In the UK the action to combat particulate pollution was initially instigated through the implementation of Part IV of the Environmental Protection Act 1995 and the Government’s UK Air Quality Strategy (1997). Guidance has also been published by the Environment Agency for local authorities, through Technical Guidance LAQM.TG(09) ‘Local Air Quality Management’.

Recently action on the control of particulates has been spearheaded by the Greater London Authority, culminating in

the publication of ‘The Control of Dust and Emissions during Construction and Demolition’ (July 2014) and the ‘London Local Air Quality Management (LLAQM), Policy Guidance 2016 (LLAQM.PG(16))

Authorities Focus on Construction and Demolition Activities

Construction and demolition activities can result in impacts on local air quality through:

  • Visible dust plumes;

  • Dust deposition;

  • Elevated PM10 and PM2.5 concentrations; and

  • Increased concentrations of nitrogen dioxide.

These pollutants can result from such on site activities as the breaking-up of materials, movement of soil, the exhaust of diesel powered machinery/vehicles and the movement of vehicles/people across site.

The increased focus on the control of particulate matter by local authorities has meant that construction and demolition activities have been identified as significant sources of particulate matter and subsequently targeted for emissions control. This has been implemented through the aforementioned, ‘The Control of Dust and Emissions during Construction and Demolition’.

Construction Dust

Categorisation of Dust Emission Risk from Sites

In order to achieve control of these emissions it is necessary to measure the concentrations that are being emitted from a construction site. These are prescribed under the planning conditions of a local authority, and within London is dependent on the categorisation of the site. This is normally undertaken by the developer through a Dust Risk Assessment (DRA) that is submitted to the local authority, taking into account each phase of the works (demolition, earthworks, construction, trackout), identifying risks and suitable mitigation measures.

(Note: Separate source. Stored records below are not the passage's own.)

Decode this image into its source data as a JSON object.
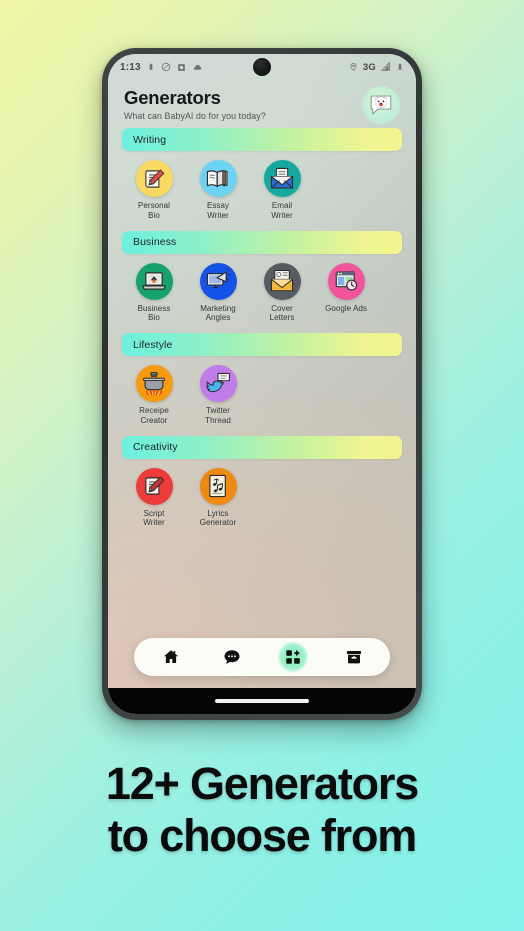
{
  "caption": {
    "line1": "12+ Generators",
    "line2": "to choose from"
  },
  "status_bar": {
    "time": "1:13",
    "network": "3G",
    "left_icons": [
      "battery-icon",
      "do-not-disturb-icon",
      "sd-card-icon",
      "cloud-icon"
    ],
    "right_icons": [
      "location-pin-icon",
      "signal-bars-icon",
      "battery-icon"
    ]
  },
  "header": {
    "title": "Generators",
    "subtitle": "What can BabyAI do for you today?",
    "avatar_name": "babyai-logo"
  },
  "categories": [
    {
      "name": "Writing",
      "items": [
        {
          "label_line1": "Personal",
          "label_line2": "Bio",
          "icon": "scroll-pencil-icon",
          "color": "#FAD961"
        },
        {
          "label_line1": "Essay",
          "label_line2": "Writer",
          "icon": "open-book-pencil-icon",
          "color": "#6DD3F5"
        },
        {
          "label_line1": "Email",
          "label_line2": "Writer",
          "icon": "envelope-document-icon",
          "color": "#14A8A0"
        }
      ]
    },
    {
      "name": "Business",
      "items": [
        {
          "label_line1": "Business",
          "label_line2": "Bio",
          "icon": "laptop-icon",
          "color": "#17A26B"
        },
        {
          "label_line1": "Marketing",
          "label_line2": "Angles",
          "icon": "monitor-megaphone-icon",
          "color": "#1552E8"
        },
        {
          "label_line1": "Cover",
          "label_line2": "Letters",
          "icon": "envelope-letter-icon",
          "color": "#585C60"
        },
        {
          "label_line1": "Google Ads",
          "label_line2": "",
          "icon": "browser-clock-icon",
          "color": "#F0559C"
        }
      ]
    },
    {
      "name": "Lifestyle",
      "items": [
        {
          "label_line1": "Receipe",
          "label_line2": "Creator",
          "icon": "cooking-pot-icon",
          "color": "#F89A0D"
        },
        {
          "label_line1": "Twitter",
          "label_line2": "Thread",
          "icon": "twitter-bird-icon",
          "color": "#C07CE8"
        }
      ]
    },
    {
      "name": "Creativity",
      "items": [
        {
          "label_line1": "Script",
          "label_line2": "Writer",
          "icon": "script-pencil-icon",
          "color": "#EE3B3B"
        },
        {
          "label_line1": "Lyrics",
          "label_line2": "Generator",
          "icon": "music-sheet-icon",
          "color": "#EE8A11"
        }
      ]
    }
  ],
  "bottom_nav": {
    "items": [
      {
        "name": "home",
        "icon": "home-icon",
        "active": false
      },
      {
        "name": "chat",
        "icon": "chat-bubble-icon",
        "active": false
      },
      {
        "name": "generators",
        "icon": "grid-icon",
        "active": true
      },
      {
        "name": "archive",
        "icon": "archive-box-icon",
        "active": false
      }
    ]
  },
  "colors": {
    "pill_gradient_start": "#6DF0DF",
    "pill_gradient_end": "#F3F58E",
    "page_gradient_start": "#F2F7A8",
    "page_gradient_end": "#84F2EA",
    "nav_active_glow": "#8EF0B6"
  }
}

Sites are generically categorised as:

Low risk sites

  • Development of up to 1,000 square metres of land and;

  • Development of one property and up to a maximum of ten and;

  • Potential for emissions and dust to have small impact on sensitive receptors

Medium risk sites

  • Development of between 1,000 and 15,000 square metres of land and;

  • Development of ten to 150 properties and;

  • Potential for emissions and dust to have medium impact on sensitive receptors

High risk sites

  • Development of over 15,000 square metres of land

  • Development of over 150 properties or;

  • Major Development referred to the Mayor and or the London Development Agency;

  • Major development defined by a London borough or;

  • Potential for emissions and dust to have significant impact on sensitive receptors

Construction / Demolition Dust London

Monitoring Requirements

Site monitoring protocols to be undertaken are dependent on the risk categorisation of the site, however:

‘all demolition and construction sites should be monitored for the generation of air pollution. It is essential to monitor for dust generation, including PM10. For smaller sites this can be simply visual monitoring. The need to monitor PM2.5 and NO2 will be determined on a case by case basis by the local planning authority. The need for monitoring will generally depend on existing air quality, air pollution risks from the development, the technical practicalities and financial implications of such monitoring.’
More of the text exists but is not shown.